探討奈米至微米尺度之鑽石氧化反應動力學機制

Abstract

珍貴且生成環境特殊的鑽石在基礎礦物學、岩石學與反應動力學領域中是相當受重視的研究課題。本研究藉熱重分析實驗數據觀察不同粒徑之鑽石氧化反應變化，以及利用動力學模型-主導曲線模型(Master Curve Model, MCM)與Avrami Equation分析，嘗試擬合出各反應之主導曲線以描述其反應過程之溫度、時間與反應歷程。更以主導曲線數據建立不同粒徑的鑽石氧化反應之反應量與溫度時間的定量關係。 實驗設計上可分為三部分，首先針對各不同粒徑之鑽石粉末以X光粉末繞射儀（XRD）確認其成分，使用掃描式電子顯微鏡（SEM）觀察鑽石表面並檢視鑽石顆粒尺寸的粒徑分佈。並利用BET法量測各不同鑽石粉末隨氧化程度而改變之比表面積；第二部分以熱重分析儀(TGA)進行等溫的鑽石氧化反應實驗。第三部分利用MCM與Avrami方程式擬合熱重分析所得到的反應數據。進一步以MCM所分析的主導曲線建立不同粒徑之鑽石氧化反應量、溫度與時間關係。並將TGA實驗結果與TGA模擬結果作比較，探討控制氧化反應之因素與其反應機制。 從研究結果得知，未分析出歷經加熱過程後按鑽石氧化反應機制假說中可能出現的石墨；由SEM觀察結果，觀察到鑽石氧化初步的表面變化因氧化晶面偏好性、表面缺陷與弱鍵結而有不同形貌之表面。但隨著氧化程度越來越高，其顆粒邊界鈍化，鑽石隨著氧化反應不斷縮小粒徑。藉由探討奈米鑽石團聚的情形與針對氧化反應放出的反應熱進行實驗校正，即可以MCM擬合不同粒徑之鑽石氧化反應結果，並且得到良好之主導曲線。但因整體反應放熱致使溫度不穩定，而無法以Avrami方程式得到良好的結果。另一方面，從MCM之推導原理看來它無法辨別反應機制，但依MCM所得之反應視活化能176.3-272.0 kJ/mol與其他相關研究之反應活化能相近，則很可能指向鑽石氧化反應為單一機制。再加上，TGA顯示重量隨時間和溫度變化的單一路徑與XRD未發現石墨的出現，初步排除鑽石氧化反應機制是由鑽石相變為石墨而後轉為二氧化碳的機制。綜合各定量分析與MCM的良好的擬合結果，進而推論鑽石氧化反應機制應由單一機制所主導，鑽石氧化是由氧氣直接與鑽石之表面碳原子結合形成二氧化碳。

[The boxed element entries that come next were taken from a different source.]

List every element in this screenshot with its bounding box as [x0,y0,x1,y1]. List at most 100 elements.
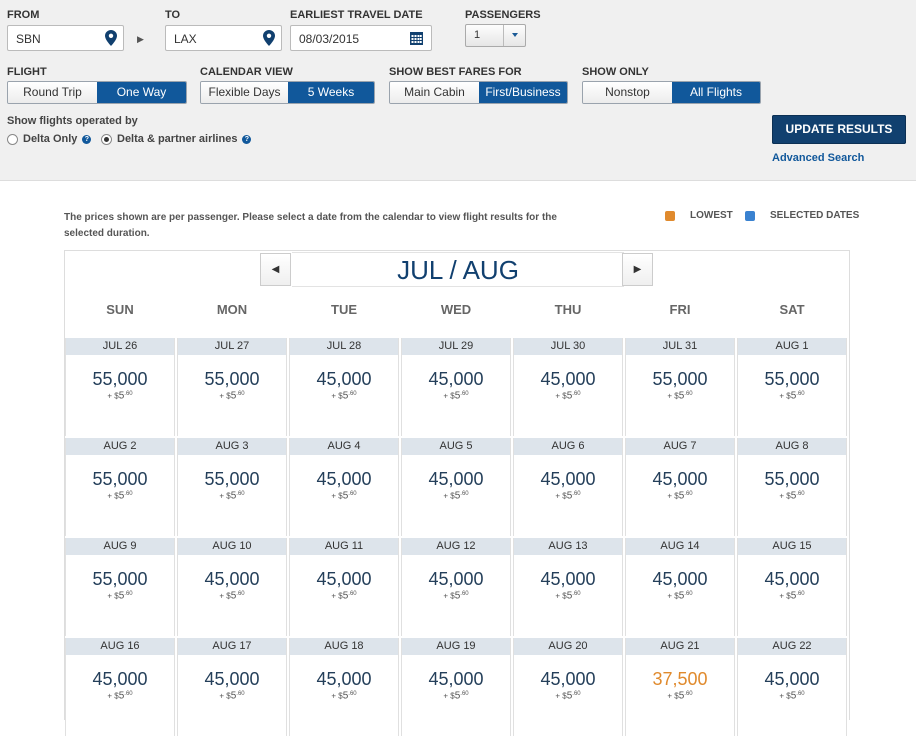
day-tax: + $5.60 [514,490,622,501]
calendar-day-cell[interactable]: AUG 10 45,000 + $5.60 [177,538,287,636]
day-price: 55,000 [652,369,708,389]
tax-prefix: + $ [219,491,231,501]
five-weeks-button[interactable]: 5 Weeks [288,82,374,103]
from-label: FROM [7,9,40,21]
calendar-day-cell[interactable]: AUG 17 45,000 + $5.60 [177,638,287,736]
calendar-day-cell[interactable]: AUG 6 45,000 + $5.60 [513,438,623,536]
help-icon[interactable]: ? [242,134,252,144]
calendar-day-cell[interactable]: AUG 4 45,000 + $5.60 [289,438,399,536]
date-field[interactable]: 08/03/2015 [290,25,432,51]
tax-cents: .60 [460,591,469,597]
day-tax: + $5.60 [178,390,286,401]
day-date: AUG 15 [738,538,846,555]
all-flights-button[interactable]: All Flights [672,82,760,103]
weekday-label: SUN [106,302,134,317]
calendar-day-cell[interactable]: AUG 13 45,000 + $5.60 [513,538,623,636]
day-tax: + $5.60 [290,390,398,401]
from-field[interactable]: SBN [7,25,124,51]
calendar-day-cell[interactable]: AUG 9 55,000 + $5.60 [65,538,175,636]
one-way-button[interactable]: One Way [97,82,186,103]
delta-only-radio[interactable]: Delta Only ? [7,133,92,145]
tax-prefix: + $ [667,691,679,701]
calendar-day-cell[interactable]: AUG 2 55,000 + $5.60 [65,438,175,536]
show-only-label: SHOW ONLY [582,66,649,78]
day-price: 55,000 [92,569,148,589]
next-month-button[interactable]: ▶ [622,253,653,286]
calendar-icon[interactable] [410,32,423,45]
day-date: JUL 27 [178,338,286,355]
main-cabin-button[interactable]: Main Cabin [390,82,479,103]
help-icon[interactable]: ? [82,134,92,144]
calendar-day-cell[interactable]: AUG 21 37,500 + $5.60 [625,638,735,736]
tax-cents: .60 [796,691,805,697]
calendar-day-cell[interactable]: JUL 30 45,000 + $5.60 [513,338,623,436]
day-price: 45,000 [764,669,820,689]
radio-button-selected[interactable] [101,133,112,145]
first-business-button[interactable]: First/Business [479,82,567,103]
tax-prefix: + $ [779,691,791,701]
calendar-day-cell[interactable]: AUG 14 45,000 + $5.60 [625,538,735,636]
calendar-day-cell[interactable]: AUG 22 45,000 + $5.60 [737,638,847,736]
to-field[interactable]: LAX [165,25,282,51]
calendar-day-cell[interactable]: JUL 26 55,000 + $5.60 [65,338,175,436]
tax-cents: .60 [572,391,581,397]
radio-button[interactable] [7,133,18,145]
update-results-button[interactable]: UPDATE RESULTS [772,115,906,144]
calendar-day-cell[interactable]: JUL 27 55,000 + $5.60 [177,338,287,436]
passengers-value: 1 [474,29,481,41]
tax-prefix: + $ [779,391,791,401]
calendar-day-cell[interactable]: JUL 31 55,000 + $5.60 [625,338,735,436]
location-pin-icon [105,30,117,46]
day-date: JUL 30 [514,338,622,355]
lowest-swatch [665,210,675,221]
calendar-day-cell[interactable]: AUG 15 45,000 + $5.60 [737,538,847,636]
passengers-select[interactable]: 1 [465,24,526,47]
calendar-day-cell[interactable]: AUG 19 45,000 + $5.60 [401,638,511,736]
day-date: AUG 4 [290,438,398,455]
calendar-day-cell[interactable]: AUG 5 45,000 + $5.60 [401,438,511,536]
day-date: AUG 12 [402,538,510,555]
tax-amount: 5 [118,590,125,602]
prev-month-button[interactable]: ◀ [260,253,291,286]
calendar-day-cell[interactable]: AUG 3 55,000 + $5.60 [177,438,287,536]
calendar-day-cell[interactable]: AUG 18 45,000 + $5.60 [289,638,399,736]
day-tax: + $5.60 [626,590,734,601]
day-tax: + $5.60 [738,490,846,501]
tax-cents: .60 [684,391,693,397]
day-price: 45,000 [540,369,596,389]
day-tax: + $5.60 [66,390,174,401]
tax-prefix: + $ [219,391,231,401]
day-date: AUG 13 [514,538,622,555]
tax-amount: 5 [230,590,237,602]
day-tax: + $5.60 [514,390,622,401]
calendar-day-cell[interactable]: JUL 29 45,000 + $5.60 [401,338,511,436]
tax-prefix: + $ [331,591,343,601]
day-price: 37,500 [652,669,708,689]
operated-by-label: Show flights operated by [7,115,138,127]
day-tax: + $5.60 [178,490,286,501]
day-price: 45,000 [204,569,260,589]
calendar-day-cell[interactable]: AUG 20 45,000 + $5.60 [513,638,623,736]
round-trip-button[interactable]: Round Trip [8,82,97,103]
delta-partner-radio[interactable]: Delta & partner airlines ? [101,133,252,145]
tax-prefix: + $ [107,491,119,501]
calendar-day-cell[interactable]: AUG 7 45,000 + $5.60 [625,438,735,536]
day-tax: + $5.60 [626,690,734,701]
calendar-day-cell[interactable]: AUG 12 45,000 + $5.60 [401,538,511,636]
day-tax: + $5.60 [626,390,734,401]
day-date: AUG 6 [514,438,622,455]
to-label: TO [165,9,181,21]
advanced-search-link[interactable]: Advanced Search [772,152,865,164]
day-price: 45,000 [764,569,820,589]
nonstop-button[interactable]: Nonstop [583,82,672,103]
calendar-day-cell[interactable]: JUL 28 45,000 + $5.60 [289,338,399,436]
chevron-down-icon [503,25,525,46]
calendar-day-cell[interactable]: AUG 1 55,000 + $5.60 [737,338,847,436]
day-price: 55,000 [204,469,260,489]
calendar-day-cell[interactable]: AUG 8 55,000 + $5.60 [737,438,847,536]
flexible-days-button[interactable]: Flexible Days [201,82,288,103]
day-date: JUL 31 [626,338,734,355]
weekday-label: MON [216,302,248,317]
calendar-day-cell[interactable]: AUG 11 45,000 + $5.60 [289,538,399,636]
calendar-day-cell[interactable]: AUG 16 45,000 + $5.60 [65,638,175,736]
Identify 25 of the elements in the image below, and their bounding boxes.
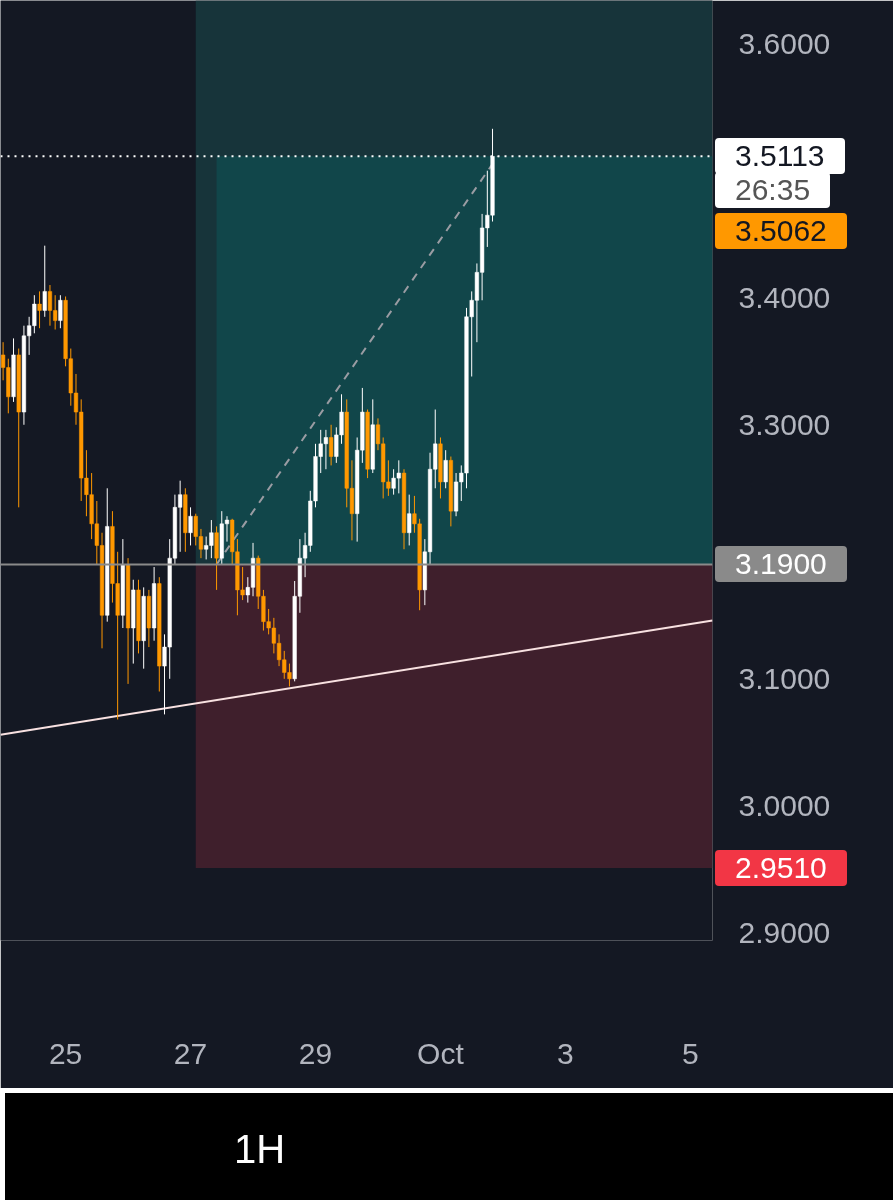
- x-tick-label: 25: [48, 1036, 83, 1070]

Many studies have discussed the kinetic processes and the mechanism of diamond oxidation; however, there is no convincible theory concerning the reaction mechanism. Moreover, kinetic studies on the oxidation of nano-sized diamond are still lacking. The novelty of this work lies in the fact that we confirmed the mechanism of diamond oxidation controlled by one single mechanism. The research consists of three parts: First is to verify diamond powders crystal phases and purities by X-ray diffractometer (XRD). Observation of the morphology and size distribution of diamond powders is confirmed by scanning electron microscope (SEM). We also use mercury intrusion porosimetry (MIP) equipment to analyze the porosity of the diamond powder aggregates. Moreover, we obtained the specific surface area of diamond powder by BET method. Second is to oxidize a series of diamond powders by thermal gravitometry analyser (TGA) at isothermal conditions. Third is to analyze the weight loss data by kinetic models: Avrami equation and Master Curve Model (MCM). In conclusion, the composition of graphite was not detected by XRD. The fact that diamond oxidation starts from the edge, defect and dislocation was observed by SEM. By the MCM results, we can obtain good fitting curves presenting the relation between reaction percentage, time and temperature. The apparent activation energy of different sized diamond oxidation is around 176.3-272.0 kJ/mol. By XRD and MCM results, diamond oxidation is only controlled by one single mechanism that diamond oxidized by the oxygen directly and without the transformation of graphite. The study of diamond oxidation behaviors may have significant impact on all of the nanotechnology industries, as well as on basic science.